For the case of UL channel estimation, there are differences depending on whether time division duplex (TDD) or frequency division duplex (FDD) is used. For TDD, the same frequency is used for both UL and DL transmission. Since the radio channel is reciprocal (the same in UL and DL), detailed short-term channel estimates from UL transmission of known signals can be used to determine the DL transmission beams. This is referred to as reciprocity-based beamforming. For full channel estimation, signals should be sent from each UE antenna and across all frequencies. For FDD, where different frequencies are used for UL and DL, the channel is not fully reciprocal. DL longer-term channel knowledge (such as dominant directions) can, however, be obtained by suitable averaging of UL channel estimate statistics.

The suitable channel knowledge scheme to use depends on UL coverage and UE capabilities. In cases where UL coverage is limiting, UE feedback offers more robust operation, whereas full UL channel estimation is applicable in scenarios with good coverage. In short, both reciprocity and UE feedback based beamforming are needed.
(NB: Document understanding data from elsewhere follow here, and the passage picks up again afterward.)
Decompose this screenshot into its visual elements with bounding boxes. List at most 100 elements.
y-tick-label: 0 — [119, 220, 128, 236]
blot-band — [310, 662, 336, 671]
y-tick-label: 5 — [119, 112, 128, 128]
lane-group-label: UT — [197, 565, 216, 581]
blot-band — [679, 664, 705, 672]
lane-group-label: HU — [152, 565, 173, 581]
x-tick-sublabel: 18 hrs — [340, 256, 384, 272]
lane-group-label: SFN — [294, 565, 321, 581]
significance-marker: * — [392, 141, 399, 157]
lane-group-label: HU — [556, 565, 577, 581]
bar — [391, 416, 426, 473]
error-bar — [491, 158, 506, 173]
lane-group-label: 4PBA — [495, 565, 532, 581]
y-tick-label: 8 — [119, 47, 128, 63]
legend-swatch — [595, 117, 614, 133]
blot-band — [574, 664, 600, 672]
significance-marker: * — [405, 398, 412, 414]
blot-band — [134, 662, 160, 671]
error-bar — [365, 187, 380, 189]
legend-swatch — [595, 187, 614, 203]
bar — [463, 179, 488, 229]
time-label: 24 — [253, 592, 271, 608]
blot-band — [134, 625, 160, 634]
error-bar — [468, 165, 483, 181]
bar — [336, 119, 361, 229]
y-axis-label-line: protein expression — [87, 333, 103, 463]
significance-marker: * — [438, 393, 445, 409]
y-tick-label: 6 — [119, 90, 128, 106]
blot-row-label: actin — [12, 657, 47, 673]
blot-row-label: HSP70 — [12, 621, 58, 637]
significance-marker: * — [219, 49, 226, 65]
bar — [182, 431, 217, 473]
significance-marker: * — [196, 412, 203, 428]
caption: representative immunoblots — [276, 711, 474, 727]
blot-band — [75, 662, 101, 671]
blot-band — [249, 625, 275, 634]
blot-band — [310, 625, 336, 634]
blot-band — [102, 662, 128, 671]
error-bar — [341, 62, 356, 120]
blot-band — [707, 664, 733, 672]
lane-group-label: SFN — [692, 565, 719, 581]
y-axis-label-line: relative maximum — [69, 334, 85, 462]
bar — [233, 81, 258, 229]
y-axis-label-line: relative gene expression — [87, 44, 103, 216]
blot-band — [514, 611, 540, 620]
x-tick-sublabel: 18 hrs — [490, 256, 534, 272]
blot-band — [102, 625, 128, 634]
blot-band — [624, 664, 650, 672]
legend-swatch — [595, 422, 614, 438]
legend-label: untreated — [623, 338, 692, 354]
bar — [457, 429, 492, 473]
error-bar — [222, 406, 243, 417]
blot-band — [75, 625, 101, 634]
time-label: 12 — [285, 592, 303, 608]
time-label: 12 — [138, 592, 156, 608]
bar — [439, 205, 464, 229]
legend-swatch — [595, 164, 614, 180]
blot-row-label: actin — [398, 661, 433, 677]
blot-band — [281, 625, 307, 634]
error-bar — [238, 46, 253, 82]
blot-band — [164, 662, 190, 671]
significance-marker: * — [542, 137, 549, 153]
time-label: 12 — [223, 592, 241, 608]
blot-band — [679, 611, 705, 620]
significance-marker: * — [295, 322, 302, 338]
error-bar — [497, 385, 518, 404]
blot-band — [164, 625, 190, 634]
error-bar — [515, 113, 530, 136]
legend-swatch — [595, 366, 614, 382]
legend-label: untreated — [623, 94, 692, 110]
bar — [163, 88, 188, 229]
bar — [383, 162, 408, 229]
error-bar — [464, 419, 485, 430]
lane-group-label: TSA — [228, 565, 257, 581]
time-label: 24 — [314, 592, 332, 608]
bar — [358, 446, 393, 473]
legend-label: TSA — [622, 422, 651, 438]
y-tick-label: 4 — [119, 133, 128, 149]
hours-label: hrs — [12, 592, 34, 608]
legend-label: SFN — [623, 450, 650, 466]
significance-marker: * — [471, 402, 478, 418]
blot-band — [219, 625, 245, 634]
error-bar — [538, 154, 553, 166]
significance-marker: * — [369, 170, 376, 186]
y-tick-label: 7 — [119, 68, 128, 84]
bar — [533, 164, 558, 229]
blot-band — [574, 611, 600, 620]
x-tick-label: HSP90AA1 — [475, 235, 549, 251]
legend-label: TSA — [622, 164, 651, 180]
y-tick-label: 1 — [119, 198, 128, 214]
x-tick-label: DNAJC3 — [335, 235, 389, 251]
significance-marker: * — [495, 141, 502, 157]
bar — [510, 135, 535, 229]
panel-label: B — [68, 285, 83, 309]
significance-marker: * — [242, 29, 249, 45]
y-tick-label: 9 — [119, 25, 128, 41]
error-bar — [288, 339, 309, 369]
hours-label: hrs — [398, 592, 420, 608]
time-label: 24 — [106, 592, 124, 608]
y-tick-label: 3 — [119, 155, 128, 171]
The purpose of using a rectangular antenna array, as shown in section A of Figure 2, is to enable high-gain beams and make it possible to steer those beams over a range of angles. The gain is achieved, in both UL and DL, by constructively combining signals from a number of antenna elements. The more antenna elements there are, the higher the gain. Steerability is achieved by individually controlling the amplitude and phase of smaller parts of the antenna array. This is usually done by dividing the antenna array into so called sub-arrays (groups of non-overlapping elements), as shown in section C of Figure 2, and by applying two dedicated radio chains per sub-array (one per polarization) to enable control, as shown in section D. In this way it is possible to control the direction and other properties of the created antenna array beam.